"Technology continues to weave its way into every nook and cranny of our lives, and the workplace is no different. Stories abound of organizations using information and communication technologies to make work more efficient. One potential consequence of this trend is the dehumanization of employees. As my colleague Alan Saks and I discuss in our recent paper, as technologies such as artificial intelligence, robotics, and algorithms continue to proliferate, employees risk being objectified and viewed as cogs in an increasingly impersonal machine."
"Fortunately, leaders are not at the mercy of these dehumanizing developments. Leaders have the ability to counteract this trend by intentionally building care into the culture of their organizations. Care is an effective antidote to the depersonalizing effects of technology because care is personal and individualized. Whereas technology can create conditions that objectify employees, a culture of care rejects treating people as objects and thus serves as a corrective to technology's potentially dehumanizing effects."
Technology increasingly permeates workplaces through AI, robotics, algorithms, and surveillance, creating efficiency but risking the dehumanization and objectification of employees.
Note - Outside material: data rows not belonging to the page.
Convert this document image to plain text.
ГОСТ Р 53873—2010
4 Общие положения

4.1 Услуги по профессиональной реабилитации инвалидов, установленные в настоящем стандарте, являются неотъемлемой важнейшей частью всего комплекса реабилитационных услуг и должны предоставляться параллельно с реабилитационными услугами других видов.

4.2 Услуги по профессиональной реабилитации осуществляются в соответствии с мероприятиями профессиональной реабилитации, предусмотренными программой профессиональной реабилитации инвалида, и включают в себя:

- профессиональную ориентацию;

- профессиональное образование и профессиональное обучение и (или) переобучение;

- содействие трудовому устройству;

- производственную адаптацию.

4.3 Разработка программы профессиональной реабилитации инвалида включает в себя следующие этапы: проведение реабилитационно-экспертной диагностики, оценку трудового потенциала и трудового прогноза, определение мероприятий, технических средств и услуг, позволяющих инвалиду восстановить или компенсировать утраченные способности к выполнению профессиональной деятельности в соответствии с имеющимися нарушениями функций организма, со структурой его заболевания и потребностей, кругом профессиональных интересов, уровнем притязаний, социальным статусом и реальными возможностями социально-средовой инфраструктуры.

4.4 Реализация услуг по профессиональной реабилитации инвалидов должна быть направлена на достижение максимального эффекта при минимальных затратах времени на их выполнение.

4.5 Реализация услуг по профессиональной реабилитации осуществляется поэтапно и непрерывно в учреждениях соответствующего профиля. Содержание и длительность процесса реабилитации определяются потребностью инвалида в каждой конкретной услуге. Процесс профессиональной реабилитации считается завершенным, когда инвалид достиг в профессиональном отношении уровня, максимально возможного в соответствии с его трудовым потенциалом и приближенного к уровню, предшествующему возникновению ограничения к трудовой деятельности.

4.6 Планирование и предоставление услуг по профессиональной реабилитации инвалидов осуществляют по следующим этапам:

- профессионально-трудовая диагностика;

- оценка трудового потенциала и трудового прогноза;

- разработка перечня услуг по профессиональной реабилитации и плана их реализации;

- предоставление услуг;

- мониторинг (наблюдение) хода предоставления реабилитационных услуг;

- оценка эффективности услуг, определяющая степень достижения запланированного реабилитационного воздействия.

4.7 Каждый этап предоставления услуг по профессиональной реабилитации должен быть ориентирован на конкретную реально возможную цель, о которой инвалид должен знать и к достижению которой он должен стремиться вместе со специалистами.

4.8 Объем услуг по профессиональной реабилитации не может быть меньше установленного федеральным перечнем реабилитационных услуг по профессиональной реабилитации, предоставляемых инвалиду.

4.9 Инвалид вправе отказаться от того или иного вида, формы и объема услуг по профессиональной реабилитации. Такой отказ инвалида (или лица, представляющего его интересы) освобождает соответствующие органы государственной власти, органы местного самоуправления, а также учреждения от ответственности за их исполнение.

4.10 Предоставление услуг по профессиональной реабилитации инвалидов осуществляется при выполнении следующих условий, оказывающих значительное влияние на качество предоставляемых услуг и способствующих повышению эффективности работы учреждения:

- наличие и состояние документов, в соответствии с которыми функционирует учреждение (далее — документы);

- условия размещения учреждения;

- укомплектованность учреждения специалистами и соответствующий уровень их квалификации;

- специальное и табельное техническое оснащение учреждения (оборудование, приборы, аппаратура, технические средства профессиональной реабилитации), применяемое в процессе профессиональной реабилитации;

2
Examples include being fired over email, continuous monitoring via wrist computers or implantable RFID chips, and algorithmic control that directs, evaluates, and disciplines workers. Data digitization can shift emphasis from human labor to metrics, causing workers to be defined by data and seen as interchangeable. Leaders can counteract these trends by intentionally embedding care into organizational culture. Care operates through personal, individualized practices that reject treating people as objects and correct technology's depersonalizing influences.